Historical Use of Millage in Twinsburg

In a previous post (Issue 24 – Request For Questions) I asked for resident questions about the upcoming Issue 24 on this November’s ballot. I will be posting the questions I received with the answers. Please send questions to me at gregbellantwinsburg@gmail.com or send them via the contact form.


Can you provide millage used for the last 10 years? To show this has been the practice ongoing.


The Charter has allowed the use of un-voted millage for City operations for over 50 years. From 1973 through 1996 un-voted Charter millage was used annually for general operations. In 1997 the City partnered with the school district to support the construction of the new high school. The proposal at the time was for the City to increase it’s income tax by one-half a percent and shift the existing 4.9 Charter mills of property tax to the school district. Although risky to place so much reliance on income tax, the City leaders were confident that the income tax generated from Chrysler alone would make up for giving away the Charter millage. This plan was successful until Chrysler shut down in 2009. Once again the City increased the income tax in 2010 by a quarter percent. After four years Council placed the quarter percent income tax on the ballot for renewal and it was voted down. Beginning in 2014, the City for the first time in over 40 years had neither Charter millage, Chrysler anchoring the income tax or the extra quarter percent of income tax providing much needed revenue.

With revenues decreased the City worked hard to stabilize the General Fund spending while still maintaining all of our City services and amenities. In 2014 General Fund expenditures were $27,789,501 and in 2019 the expenditures were $27,919,613, an increase of only .46%. During those 5 years we have maintained cost of living increases for all our employees, expanded our safety forces, seen significant increases in health insurance/benefits, and experienced an overall increase in operating expenses in every department.

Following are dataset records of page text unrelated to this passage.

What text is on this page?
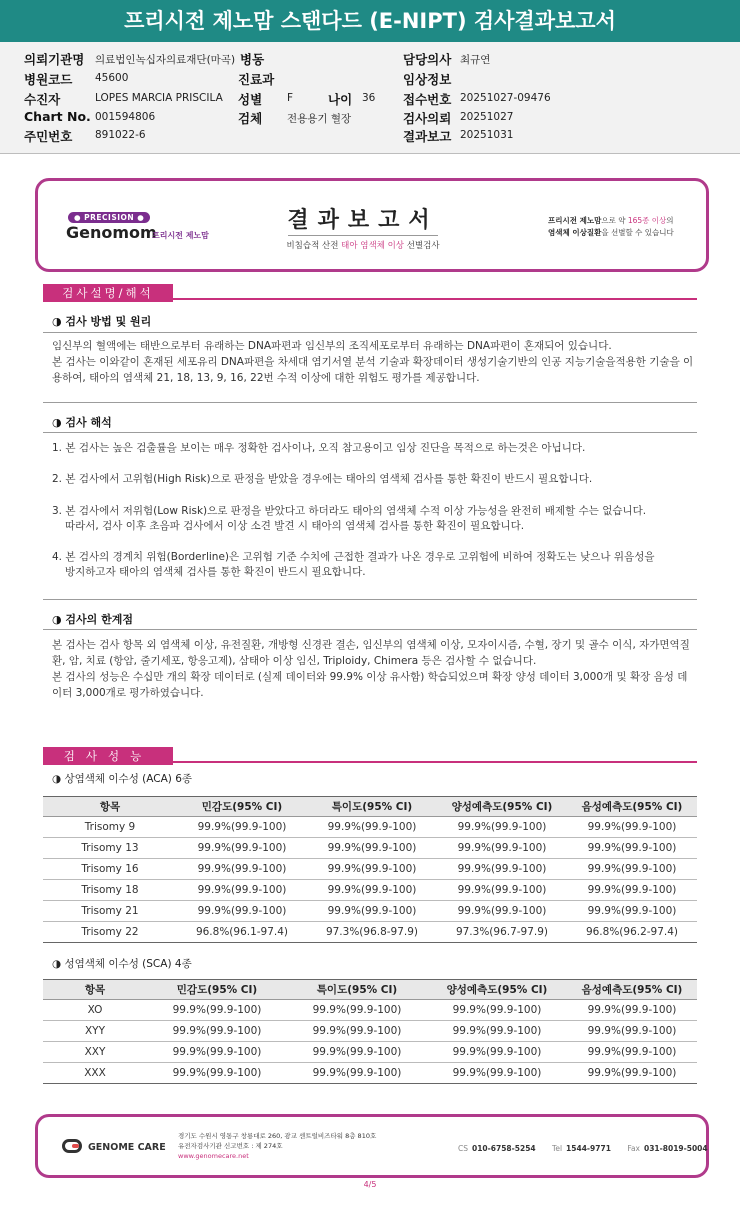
프리시전 제노맘 스탠다드 (E-NIPT) 검사결과보고서
의뢰기관명 의료법인녹십자의료재단(마곡)
병원코드 45600
수진자	LOPES MARCIA PRISCILA
Chart No. 001594806
주민번호 891022-6
병동
진료과
성별 F	나이 36
검체 전용용기 혈장
담당의사 최규연
임상정보
접수번호 20251027-09476
검사의뢰 20251027
결과보고 20251031
● PRECISION ●
Genomom
프리시전 제노맘
결과보고서
비침습적 산전 태아 염색체 이상 선별검사
프리시전 제노맘으로 약 165종 이상의
염색체 이상질환을 선별할 수 있습니다
검사설명/해석
◑ 검사 방법 및 원리
임신부의 혈액에는 태반으로부터 유래하는 DNA파편과 임신부의 조직세포로부터 유래하는 DNA파편이 혼재되어 있습니다.
본 검사는 이와같이 혼재된 세포유리 DNA파편을 차세대 염기서열 분석 기술과 확장데이터 생성기술기반의 인공 지능기술을적용한 기술을 이용하여, 태아의 염색체 21, 18, 13, 9, 16, 22번 수적 이상에 대한 위험도 평가를 제공합니다.
◑ 검사 해석
1. 본 검사는 높은 검출률을 보이는 매우 정확한 검사이나, 오직 참고용이고 임상 진단을 목적으로 하는것은 아닙니다.
2. 본 검사에서 고위험(High Risk)으로 판정을 받았을 경우에는 태아의 염색체 검사를 통한 확진이 반드시 필요합니다.
3. 본 검사에서 저위험(Low Risk)으로 판정을 받았다고 하더라도 태아의 염색체 수적 이상 가능성을 완전히 배제할 수는 없습니다.
따라서, 검사 이후 초음파 검사에서 이상 소견 발견 시 태아의 염색체 검사를 통한 확진이 필요합니다.
4. 본 검사의 경계치 위험(Borderline)은 고위험 기준 수치에 근접한 결과가 나온 경우로 고위험에 비하여 정확도는 낮으나 위음성을
방지하고자 태아의 염색체 검사를 통한 확진이 반드시 필요합니다.
◑ 검사의 한계점
본 검사는 검사 항목 외 염색체 이상, 유전질환, 개방형 신경관 결손, 임신부의 염색체 이상, 모자이시즘, 수혈, 장기 및 골수 이식, 자가면역질환, 암, 치료 (항암, 줄기세포, 항응고제), 삼태아 이상 임신, Triploidy, Chimera 등은 검사할 수 없습니다.
본 검사의 성능은 수십만 개의 확장 데이터로 (실제 데이터와 99.9% 이상 유사함) 학습되었으며 확장 양성 데이터 3,000개 및 확장 음성 데이터 3,000개로 평가하였습니다.
검사성능
◑ 상염색체 이수성 (ACA) 6종
항목	민감도(95% CI)	특이도(95% CI)	양성예측도(95% CI)	음성예측도(95% CI)
Trisomy 9	99.9%(99.9-100)	99.9%(99.9-100)	99.9%(99.9-100)	99.9%(99.9-100)
Trisomy 13	99.9%(99.9-100)	99.9%(99.9-100)	99.9%(99.9-100)	99.9%(99.9-100)
Trisomy 16	99.9%(99.9-100)	99.9%(99.9-100)	99.9%(99.9-100)	99.9%(99.9-100)
Trisomy 18	99.9%(99.9-100)	99.9%(99.9-100)	99.9%(99.9-100)	99.9%(99.9-100)
Trisomy 21	99.9%(99.9-100)	99.9%(99.9-100)	99.9%(99.9-100)	99.9%(99.9-100)
Trisomy 22	96.8%(96.1-97.4)	97.3%(96.8-97.9)	97.3%(96.7-97.9)	96.8%(96.2-97.4)
◑ 성염색체 이수성 (SCA) 4종
항목	민감도(95% CI)	특이도(95% CI)	양성예측도(95% CI)	음성예측도(95% CI)
XO	99.9%(99.9-100)	99.9%(99.9-100)	99.9%(99.9-100)	99.9%(99.9-100)
XYY	99.9%(99.9-100)	99.9%(99.9-100)	99.9%(99.9-100)	99.9%(99.9-100)
XXY	99.9%(99.9-100)	99.9%(99.9-100)	99.9%(99.9-100)	99.9%(99.9-100)
XXX	99.9%(99.9-100)	99.9%(99.9-100)	99.9%(99.9-100)	99.9%(99.9-100)
GENOME CARE
경기도 수원시 영통구 창룡대로 260, 광교 센트럴비즈타워 8층 810호
유전자검사기관 신고번호 : 제 274호
www.genomecare.net
CS 010-6758-5254 Tel 1544-9771 Fax 031-8019-5004
4/5
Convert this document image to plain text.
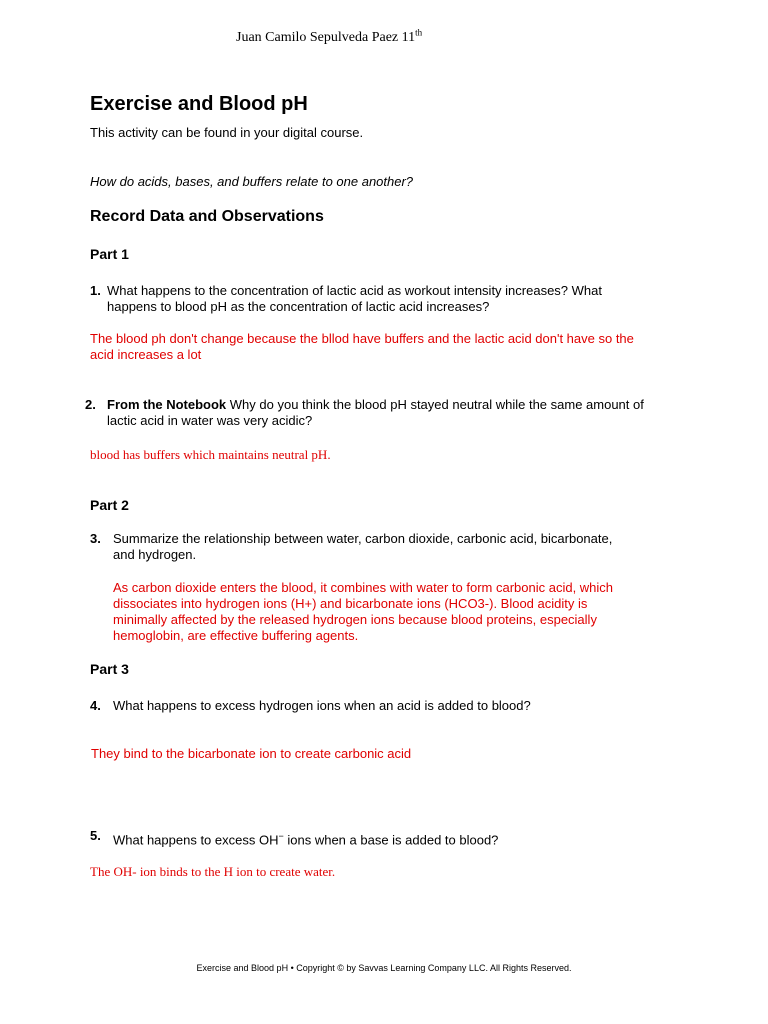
Juan Camilo Sepulveda Paez 11th
Exercise and Blood pH
This activity can be found in your digital course.
How do acids, bases, and buffers relate to one another?
Record Data and Observations
Part 1
1. What happens to the concentration of lactic acid as workout intensity increases? What
happens to blood pH as the concentration of lactic acid increases?
The blood ph don't change because the bllod have buffers and the lactic acid don't have so the
acid increases a lot
2. From the Notebook Why do you think the blood pH stayed neutral while the same amount of
lactic acid in water was very acidic?
blood has buffers which maintains neutral pH.
Part 2
3. Summarize the relationship between water, carbon dioxide, carbonic acid, bicarbonate,
and hydrogen.
As carbon dioxide enters the blood, it combines with water to form carbonic acid, which
dissociates into hydrogen ions (H+) and bicarbonate ions (HCO3-). Blood acidity is
minimally affected by the released hydrogen ions because blood proteins, especially
hemoglobin, are effective buffering agents.
Part 3
4. What happens to excess hydrogen ions when an acid is added to blood?
They bind to the bicarbonate ion to create carbonic acid
5. What happens to excess OH− ions when a base is added to blood?
The OH- ion binds to the H ion to create water.
Exercise and Blood pH • Copyright © by Savvas Learning Company LLC. All Rights Reserved.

We are at a point where we cannot continue to cut expenses. To do so would mean the loss of services and jobs. That is the reason Council approved the use of Charter millage to help fund our safety forces. The authorized millage supporting Police/Fire Pensions and Capital (fleet, equipment, station improvements) would provide an indirect benefit to all of our City services and operations. A NO vote on Issue 24 would guarantee needed revenue to our Police and Fire departments, but it would also provide needed relief to the General Fund that contributes to city-wide services and amenities.